My concern there was the second condition check in sk_wait_event() (after
the lock is re-acquired). It looks like normal sk_wait_event() conditions
do not modify anything, but test_and_clear_bit() does change the flag.
sk_wait_event() would call test_and_clear_bit() twice, which it doesn't
need to do and would modify the flag an extra time. While it doesn't break
anything (the flag gets cleared yet again running through the recv loop),
I thought I'd skip the extra atomic write operation.

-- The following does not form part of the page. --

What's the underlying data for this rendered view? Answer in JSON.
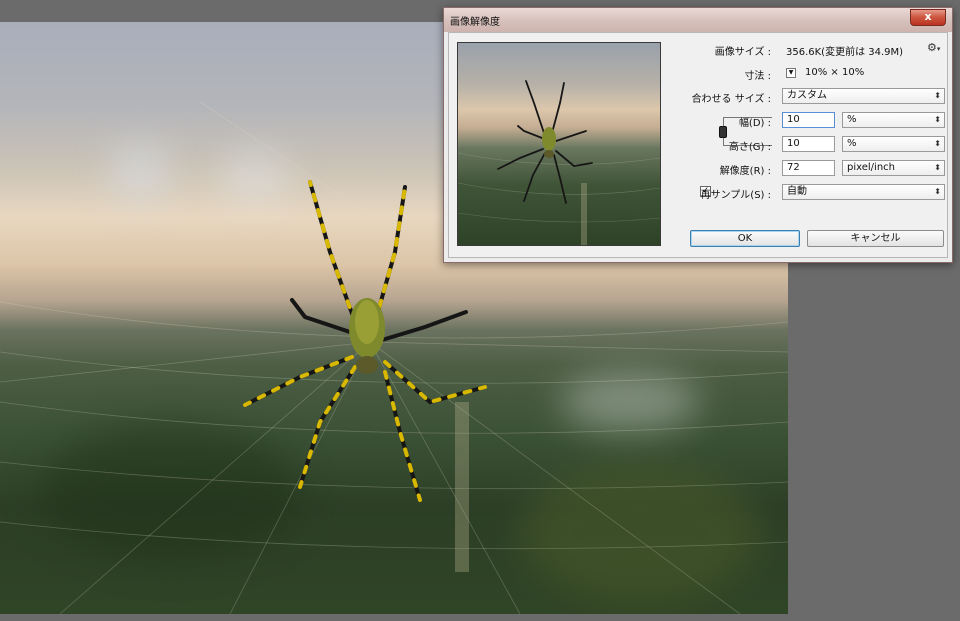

I can see how that might be premature optimization, let me know if you
still think it's best to reuse sk_wait_event().
> +
> + sk_clear_bit(SOCKWQ_ASYNC_WAITDATA, sk);
> + remove_wait_queue(sk_sleep(sk), &wait);
> +}
> +
> static int mptcp_recvmsg(struct sock *sk, struct msghdr *msg, size_t len,
> int nonblock, int flags, int *addr_len)
> {
> @@ -403,6 +423,7 @@ static int mptcp_recvmsg(struct sock *sk, struct msghdr *msg,
size_t len,
> u64 old_ack;
> u32 ssn;
>
> + clear_bit(MPTCP_DATA_READY, &msk->flags);
> status = mptcp_get_mapping(ssk);
>
> if (status == MAPPING_ADDED) {
> @@ -536,7 +557,7 @@ static int mptcp_recvmsg(struct sock *sk, struct msghdr *msg,
size_t len,
>
> pr_debug("block");
> release_sock(ssk);
> - sk_wait_data(sk, &timeo, NULL);
> + mptcp_wait_data(sk, &timeo);
> lock_sock(ssk);
> }
>
> @@ -548,6 +569,22 @@ static int mptcp_recvmsg(struct sock *sk, struct msghdr *msg,
size_t len,
> return copied;
> }
>
> +static void mptcp_data_ready(struct sock *sk)
> +{
> + struct mptcp_sock *msk = mptcp_sk(sk);
> + struct socket_wq *wq;
> +
> + set_bit(MPTCP_DATA_READY, &msk->flags);
> +
> + rcu_read_lock();
> + wq = rcu_dereference(sk->sk_wq);
> + if (skwq_has_sleeper(wq))
> + wake_up_interruptible_sync_poll(&wq->wait, EPOLLIN | EPOLLPRI |
> + EPOLLRDNORM | EPOLLRDBAND);
> + sk_wake_async(sk, SOCK_WAKE_WAITD, POLL_IN);
> + rcu_read_unlock();
It looks like the above chunk of code matches quite exactly
sock_def_readable().
To avoid code duplication, what about moving:
set_bit(MPTCP_DATA_READY, &msk->flags);
in subflow_data_ready(), just before calling:
parent->sk_data_ready(parent)
?
If so, we can also drop the following chunk.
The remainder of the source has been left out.